Perché il fine ultimo della sua lotta era la realizzazione di quei valori ideali – pace, giustizia, eguaglianza, lavoro, sapere, solidarietà – condivisi da tutti i comunisti italiani. Non bisogna mai dimenticare che se c’è stato Enrico Berlinguer che ha «dato la sua vita» per quegli ideali, è anche e soprattutto perché ci sono stati i Dante Franceschini, gli Alberto Menichelli e i Mario Benedetti, che egualmente hanno dato tutto nella loro vita, senza chiedere mai in cambio nulla.

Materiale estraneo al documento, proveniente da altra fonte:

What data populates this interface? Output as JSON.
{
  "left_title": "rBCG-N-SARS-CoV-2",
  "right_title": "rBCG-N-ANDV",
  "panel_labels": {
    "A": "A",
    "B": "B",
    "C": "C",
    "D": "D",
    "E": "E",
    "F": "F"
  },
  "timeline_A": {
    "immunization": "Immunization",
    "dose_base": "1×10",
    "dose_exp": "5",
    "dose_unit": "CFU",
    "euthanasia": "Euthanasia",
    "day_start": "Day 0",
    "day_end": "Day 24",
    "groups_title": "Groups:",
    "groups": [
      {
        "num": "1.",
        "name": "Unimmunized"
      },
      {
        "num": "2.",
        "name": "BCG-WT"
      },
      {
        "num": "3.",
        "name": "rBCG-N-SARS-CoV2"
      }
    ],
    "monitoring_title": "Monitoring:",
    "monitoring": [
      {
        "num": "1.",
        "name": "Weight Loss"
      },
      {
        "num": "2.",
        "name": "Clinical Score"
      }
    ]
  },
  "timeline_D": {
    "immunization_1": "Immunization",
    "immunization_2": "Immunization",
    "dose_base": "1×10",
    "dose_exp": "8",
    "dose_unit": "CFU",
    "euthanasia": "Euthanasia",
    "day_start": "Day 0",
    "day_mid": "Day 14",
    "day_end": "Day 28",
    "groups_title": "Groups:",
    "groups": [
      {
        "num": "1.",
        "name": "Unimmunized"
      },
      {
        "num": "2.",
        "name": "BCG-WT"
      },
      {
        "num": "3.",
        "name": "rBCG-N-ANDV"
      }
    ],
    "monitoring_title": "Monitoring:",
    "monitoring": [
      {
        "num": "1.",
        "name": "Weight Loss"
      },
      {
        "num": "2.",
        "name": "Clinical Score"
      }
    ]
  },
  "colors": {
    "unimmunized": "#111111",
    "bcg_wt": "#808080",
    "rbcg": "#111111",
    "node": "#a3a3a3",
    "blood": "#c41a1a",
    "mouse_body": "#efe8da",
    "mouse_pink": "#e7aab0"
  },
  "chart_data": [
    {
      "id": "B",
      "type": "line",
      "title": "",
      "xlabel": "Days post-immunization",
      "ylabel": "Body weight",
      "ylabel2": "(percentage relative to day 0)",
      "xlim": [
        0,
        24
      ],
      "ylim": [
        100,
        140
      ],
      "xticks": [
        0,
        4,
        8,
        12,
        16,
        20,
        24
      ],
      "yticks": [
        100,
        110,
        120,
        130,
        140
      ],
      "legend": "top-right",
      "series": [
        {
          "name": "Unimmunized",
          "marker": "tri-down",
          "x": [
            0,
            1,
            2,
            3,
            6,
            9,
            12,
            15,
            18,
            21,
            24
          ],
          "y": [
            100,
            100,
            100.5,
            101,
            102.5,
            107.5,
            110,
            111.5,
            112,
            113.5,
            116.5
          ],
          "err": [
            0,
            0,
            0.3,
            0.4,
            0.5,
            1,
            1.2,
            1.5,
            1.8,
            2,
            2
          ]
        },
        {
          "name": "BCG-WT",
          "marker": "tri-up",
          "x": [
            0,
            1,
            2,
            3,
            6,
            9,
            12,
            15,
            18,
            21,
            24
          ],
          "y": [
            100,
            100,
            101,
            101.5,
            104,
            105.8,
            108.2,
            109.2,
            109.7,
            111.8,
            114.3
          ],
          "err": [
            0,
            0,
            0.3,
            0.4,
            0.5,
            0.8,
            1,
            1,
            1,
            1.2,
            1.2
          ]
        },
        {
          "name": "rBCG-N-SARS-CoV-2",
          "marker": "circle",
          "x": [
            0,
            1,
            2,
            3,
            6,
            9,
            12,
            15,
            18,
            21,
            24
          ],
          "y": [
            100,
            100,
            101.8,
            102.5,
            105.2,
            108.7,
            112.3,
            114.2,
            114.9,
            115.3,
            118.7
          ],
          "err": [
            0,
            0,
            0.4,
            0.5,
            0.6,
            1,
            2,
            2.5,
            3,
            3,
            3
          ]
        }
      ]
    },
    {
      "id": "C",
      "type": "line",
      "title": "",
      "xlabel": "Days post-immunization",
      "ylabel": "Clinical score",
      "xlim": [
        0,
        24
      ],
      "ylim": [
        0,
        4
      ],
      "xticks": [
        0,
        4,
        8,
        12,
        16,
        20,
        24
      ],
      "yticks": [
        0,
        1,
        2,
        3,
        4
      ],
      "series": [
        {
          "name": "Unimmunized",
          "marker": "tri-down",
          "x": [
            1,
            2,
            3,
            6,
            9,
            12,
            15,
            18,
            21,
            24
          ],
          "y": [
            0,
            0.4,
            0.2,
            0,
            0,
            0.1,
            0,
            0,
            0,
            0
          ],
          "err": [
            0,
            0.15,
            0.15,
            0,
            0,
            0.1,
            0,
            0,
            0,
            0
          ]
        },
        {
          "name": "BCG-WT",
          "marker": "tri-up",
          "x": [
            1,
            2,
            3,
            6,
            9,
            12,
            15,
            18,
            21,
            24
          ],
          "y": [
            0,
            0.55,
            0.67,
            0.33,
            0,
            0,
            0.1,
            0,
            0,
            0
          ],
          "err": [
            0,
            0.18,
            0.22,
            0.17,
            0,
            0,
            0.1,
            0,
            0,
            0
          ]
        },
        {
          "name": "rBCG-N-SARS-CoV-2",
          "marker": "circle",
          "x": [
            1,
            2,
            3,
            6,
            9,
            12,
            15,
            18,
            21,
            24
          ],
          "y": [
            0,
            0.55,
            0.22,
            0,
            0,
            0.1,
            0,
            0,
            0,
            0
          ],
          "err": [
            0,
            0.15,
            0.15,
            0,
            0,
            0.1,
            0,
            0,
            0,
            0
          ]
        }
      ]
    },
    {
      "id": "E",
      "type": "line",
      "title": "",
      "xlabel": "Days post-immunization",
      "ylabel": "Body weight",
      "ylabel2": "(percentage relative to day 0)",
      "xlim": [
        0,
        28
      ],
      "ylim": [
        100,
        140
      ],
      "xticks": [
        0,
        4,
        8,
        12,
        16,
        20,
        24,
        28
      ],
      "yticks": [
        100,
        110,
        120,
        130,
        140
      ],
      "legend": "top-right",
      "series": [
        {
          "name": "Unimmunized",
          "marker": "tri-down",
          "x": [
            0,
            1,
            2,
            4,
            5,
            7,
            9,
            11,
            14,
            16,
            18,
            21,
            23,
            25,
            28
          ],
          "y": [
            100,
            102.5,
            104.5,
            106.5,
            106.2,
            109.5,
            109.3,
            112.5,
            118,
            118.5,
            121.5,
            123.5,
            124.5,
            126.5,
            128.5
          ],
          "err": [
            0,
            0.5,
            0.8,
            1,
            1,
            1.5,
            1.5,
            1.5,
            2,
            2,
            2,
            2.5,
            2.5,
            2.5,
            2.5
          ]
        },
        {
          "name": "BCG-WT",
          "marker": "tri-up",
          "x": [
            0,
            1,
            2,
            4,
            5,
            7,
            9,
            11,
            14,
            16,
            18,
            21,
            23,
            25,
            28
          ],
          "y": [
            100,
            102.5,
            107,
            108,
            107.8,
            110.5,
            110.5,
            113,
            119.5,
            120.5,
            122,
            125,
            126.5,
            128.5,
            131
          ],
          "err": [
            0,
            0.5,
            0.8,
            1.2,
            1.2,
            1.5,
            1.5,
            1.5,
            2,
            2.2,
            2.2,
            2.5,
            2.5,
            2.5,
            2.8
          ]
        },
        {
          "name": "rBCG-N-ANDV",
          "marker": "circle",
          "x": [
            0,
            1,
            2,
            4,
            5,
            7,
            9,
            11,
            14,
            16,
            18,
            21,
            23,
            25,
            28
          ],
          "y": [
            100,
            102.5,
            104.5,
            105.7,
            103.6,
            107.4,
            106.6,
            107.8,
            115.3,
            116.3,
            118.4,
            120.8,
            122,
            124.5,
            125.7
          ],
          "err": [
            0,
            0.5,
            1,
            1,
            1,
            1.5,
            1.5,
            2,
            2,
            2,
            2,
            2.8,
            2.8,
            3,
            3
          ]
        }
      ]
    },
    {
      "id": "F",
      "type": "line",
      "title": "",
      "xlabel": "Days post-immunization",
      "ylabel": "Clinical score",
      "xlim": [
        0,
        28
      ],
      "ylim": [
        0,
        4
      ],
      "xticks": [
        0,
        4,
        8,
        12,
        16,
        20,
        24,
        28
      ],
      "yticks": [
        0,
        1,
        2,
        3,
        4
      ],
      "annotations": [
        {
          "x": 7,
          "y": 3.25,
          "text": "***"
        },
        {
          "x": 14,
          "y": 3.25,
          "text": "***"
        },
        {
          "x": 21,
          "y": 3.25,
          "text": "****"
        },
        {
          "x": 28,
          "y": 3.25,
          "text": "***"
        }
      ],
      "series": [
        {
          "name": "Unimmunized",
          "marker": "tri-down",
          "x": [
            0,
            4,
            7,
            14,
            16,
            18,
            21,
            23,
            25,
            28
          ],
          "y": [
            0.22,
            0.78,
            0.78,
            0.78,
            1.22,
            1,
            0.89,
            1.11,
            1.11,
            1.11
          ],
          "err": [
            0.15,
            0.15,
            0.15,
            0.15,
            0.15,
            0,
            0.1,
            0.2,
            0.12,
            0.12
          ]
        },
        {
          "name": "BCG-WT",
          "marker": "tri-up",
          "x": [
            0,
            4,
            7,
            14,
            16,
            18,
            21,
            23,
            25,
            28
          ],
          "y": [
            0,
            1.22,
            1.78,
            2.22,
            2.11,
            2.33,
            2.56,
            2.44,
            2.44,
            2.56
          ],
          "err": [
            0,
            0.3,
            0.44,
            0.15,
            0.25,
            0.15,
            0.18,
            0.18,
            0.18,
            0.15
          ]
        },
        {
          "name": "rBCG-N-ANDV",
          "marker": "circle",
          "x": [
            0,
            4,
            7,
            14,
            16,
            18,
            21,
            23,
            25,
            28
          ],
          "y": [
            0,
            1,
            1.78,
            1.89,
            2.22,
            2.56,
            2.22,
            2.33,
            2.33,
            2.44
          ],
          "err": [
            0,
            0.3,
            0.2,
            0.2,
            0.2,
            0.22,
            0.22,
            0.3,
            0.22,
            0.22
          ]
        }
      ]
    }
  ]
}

Tutti loro ci hanno insegnato col loro esempio che la politica è passione, coraggio, idee, ma non è niente se non è fatta per gli altri. Se vogliamo onorarne la memoria e ridare senso alla Sinistra in Italia e in Europa, questo non dobbiamo dimenticarcelo mai.

Note

[1] Luigi Pintor, «Non fraintendetemi ma avrei voluto essere su quel palco», l’Unità, martedì 12 giugno 1984, p. 8.

[2] Roberto Benigni, «Caro Enrico, eri così leggero quando ti presi in braccio», Ibidem.

[3] Eric J. Hobsbawm, «Lascia ai successori una base solida per il futuro», Ivi, p. 9. Ora disponibile su enricoberlinguer.it.

[4] Ne ho parlato in maniera approfondita nel capitolo “L’eredità dissipata” del libro «Per Enrico, per Esempio. L’eredità politica di Enrico Berlinguer».

[5] Fortunatamente con qualche eccezione di peso, come quella di Emanuele Macaluso, Aldo Tortorella, Luciano Barca e pochi altri.

[6] Lo dichiarò in un’intervista a Klaus Davi nel 2008, disponibile su YouTube sul canale del giornalista, dal minuto 5:00: https://youtu.be/5KkcLZrP8dE

[7] La citazione si trova all’interno di un articolo, pubblicato su Rinascita il 6 dicembre 1982, intitolato «Partito e società nella realtà degli anni ’80», ora nel libro Casa per Casa, Strada per Strada, Milano, Zolfo editore, p. 108 e ss.

[8] Per approfondire il concetto di habitus di classe, si veda in particolare Bourdieu, Pierre (2001). La distinzione. Critica sociale del gusto, Bologna, Il Mulino. (ed. or. 1979), p. 105 e ss.